The United Nations Children’s Fund (UNICEF) has raised alarm that unless urgent interventions are made, as many as 420,000 Nigerian children battling severe acute malnutrition could die this year out of the 3.5 million currently affected nationwide.

UNICEF’s Nigeria Country Representative, Wafaa Elfadil Saeed Abdelatef, issued the warning on Thursday during her visit to the organisation’s Maiduguri Field Office.

“Nigeria has 15 million malnourished children under five, and 3.5 million at risk of severe acute malnutrition. Of the 3.5 million at risk of severe acute malnutrition, 420,000 children could die in 2025 alone if nothing changes.

“Forty percent of under-fives are stunted—children who will never reach their full physical or cognitive potential if we do not act now,” she said.

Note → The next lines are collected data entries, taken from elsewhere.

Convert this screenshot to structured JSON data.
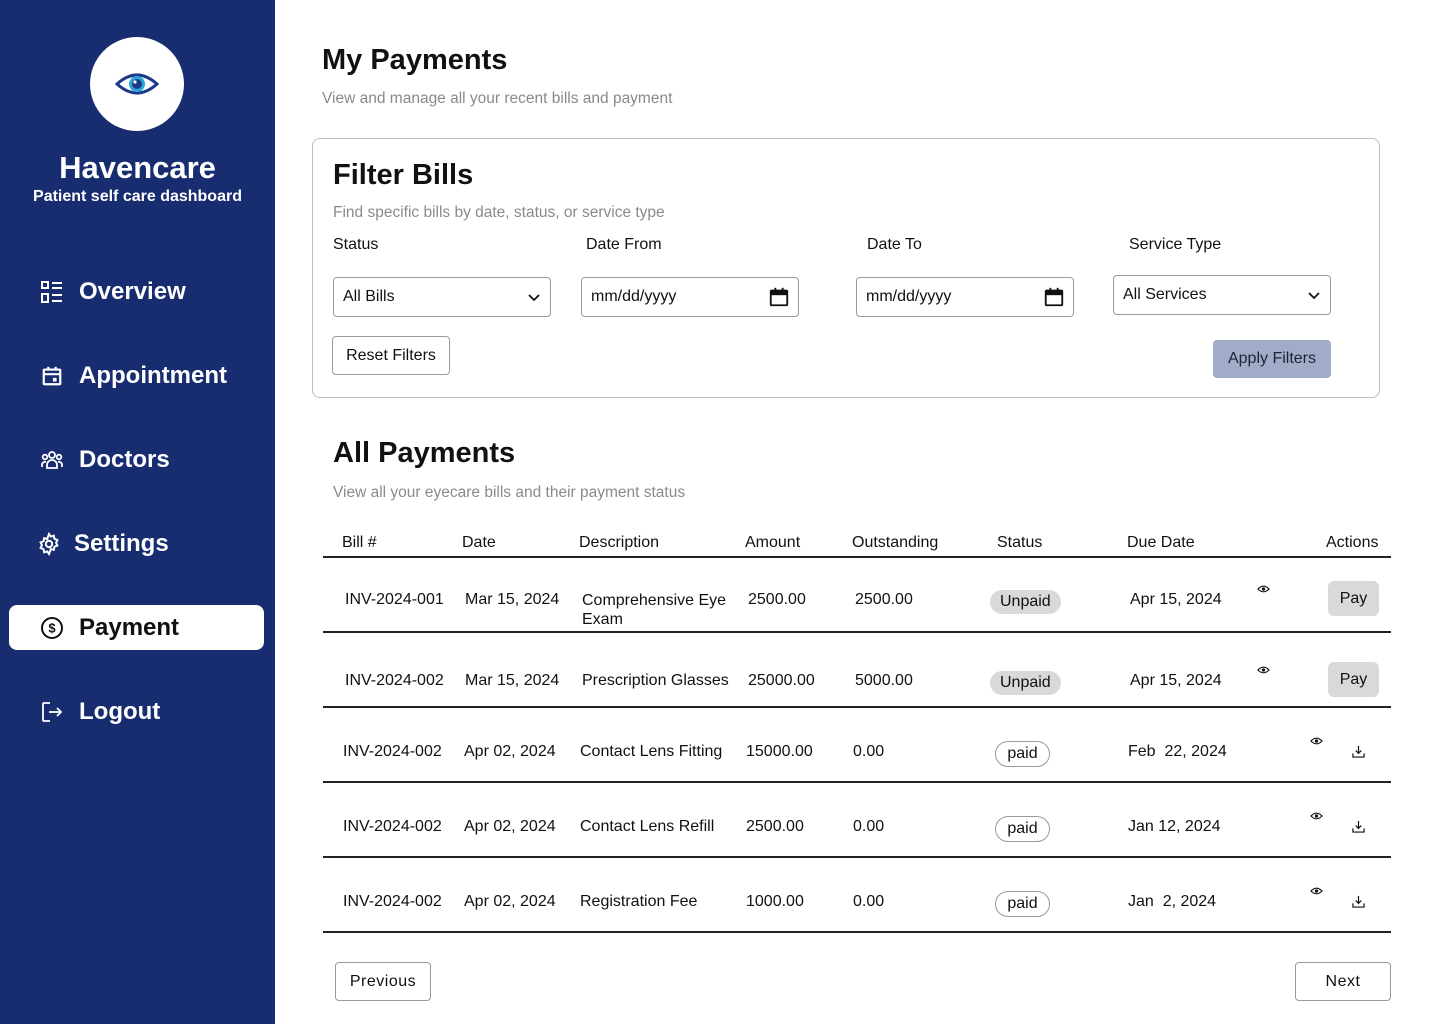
{
  "sidebar": {
    "brand_name": "Havencare",
    "brand_subtitle": "Patient self care dashboard",
    "items": [
      {
        "label": "Overview",
        "icon": "list-grid-icon"
      },
      {
        "label": "Appointment",
        "icon": "calendar-icon"
      },
      {
        "label": "Doctors",
        "icon": "users-group-icon"
      },
      {
        "label": "Settings",
        "icon": "gear-icon"
      },
      {
        "label": "Payment",
        "icon": "dollar-circle-icon",
        "active": true
      },
      {
        "label": "Logout",
        "icon": "logout-icon"
      }
    ]
  },
  "header": {
    "title": "My Payments",
    "subtitle": "View and manage all your recent bills and payment"
  },
  "filter": {
    "title": "Filter Bills",
    "subtitle": "Find specific bills by date, status, or service type",
    "status_label": "Status",
    "status_value": "All Bills",
    "date_from_label": "Date From",
    "date_from_value": "mm/dd/yyyy",
    "date_to_label": "Date To",
    "date_to_value": "mm/dd/yyyy",
    "service_label": "Service Type",
    "service_value": "All Services",
    "reset_label": "Reset Filters",
    "apply_label": "Apply Filters"
  },
  "payments": {
    "title": "All Payments",
    "subtitle": "View all your eyecare bills and their payment status",
    "columns": [
      "Bill #",
      "Date",
      "Description",
      "Amount",
      "Outstanding",
      "Status",
      "Due Date",
      "Actions"
    ],
    "rows": [
      {
        "bill": "INV-2024-001",
        "date": "Mar 15, 2024",
        "description": "Comprehensive Eye Exam",
        "amount": "2500.00",
        "outstanding": "2500.00",
        "status": "Unpaid",
        "due": "Apr 15, 2024",
        "action": "Pay"
      },
      {
        "bill": "INV-2024-002",
        "date": "Mar 15, 2024",
        "description": "Prescription Glasses",
        "amount": "25000.00",
        "outstanding": "5000.00",
        "status": "Unpaid",
        "due": "Apr 15, 2024",
        "action": "Pay"
      },
      {
        "bill": "INV-2024-002",
        "date": "Apr 02, 2024",
        "description": "Contact Lens Fitting",
        "amount": "15000.00",
        "outstanding": "0.00",
        "status": "paid",
        "due": "Feb  22, 2024"
      },
      {
        "bill": "INV-2024-002",
        "date": "Apr 02, 2024",
        "description": "Contact Lens Refill",
        "amount": "2500.00",
        "outstanding": "0.00",
        "status": "paid",
        "due": "Jan 12, 2024"
      },
      {
        "bill": "INV-2024-002",
        "date": "Apr 02, 2024",
        "description": "Registration Fee",
        "amount": "1000.00",
        "outstanding": "0.00",
        "status": "paid",
        "due": "Jan  2, 2024"
      }
    ],
    "previous_label": "Previous",
    "next_label": "Next"
  },
  "colors": {
    "sidebar_bg": "#182c70",
    "apply_button": "#a1acc9",
    "badge_grey": "#d9d9d9"
  }
}
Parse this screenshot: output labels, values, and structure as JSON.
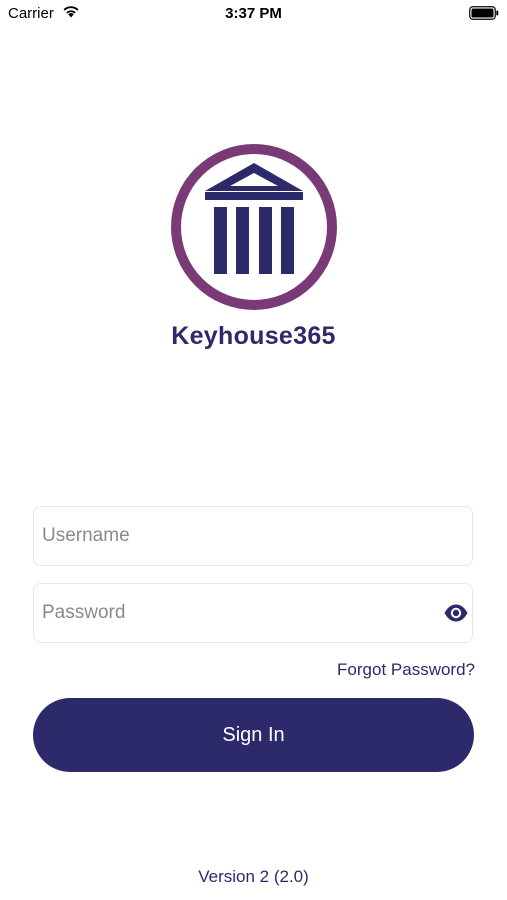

Abdelatef warned that without swift mobilization of resources, Nigeria could lose hundreds of thousands of children to hunger, preventable illnesses, and inadequate care.

She emphasized that UNICEF is in urgent need of additional funding, increased production of local food solutions, and more treatment centres to prevent children from dying of malnutrition-related causes.

Highlighting the situation in the Northeast, she noted that the region remains severely affected by a humanitarian crisis, with more than 4.5 million people requiring urgent assistance.

Abdelatef also drew attention to Nigeria’s deepening education crisis, revealing that 18.3 million children are out of school—10.2 million at the primary level and 8.1 million at junior secondary level.

“That is nearly one in three Nigerian children. Every year, around 3.9 million fail to finish primary school, and 4.2 million fail to finish junior secondary school.

“Only 27% of children aged 7 to 14 can read with comprehension, and 75% cannot solve simple mathematics. The education crisis is both about access and quality.

“As I observed during this visit, we must support children to enroll in school and complete their studies. School enrollment and retention help delay early marriage and empower girls to make informed decisions about their health and future families,” she said.

Speaking on immunization and child survival, Abdelatef disclosed that Nigeria currently has more than 2.1 million children who have never received any vaccine, the highest number recorded globally.

She explained that nearly one out of every three children under the age of one has not been vaccinated at all, leaving them highly vulnerable to preventable but deadly diseases like measles, diphtheria, meningitis, and circulating strains of poliovirus.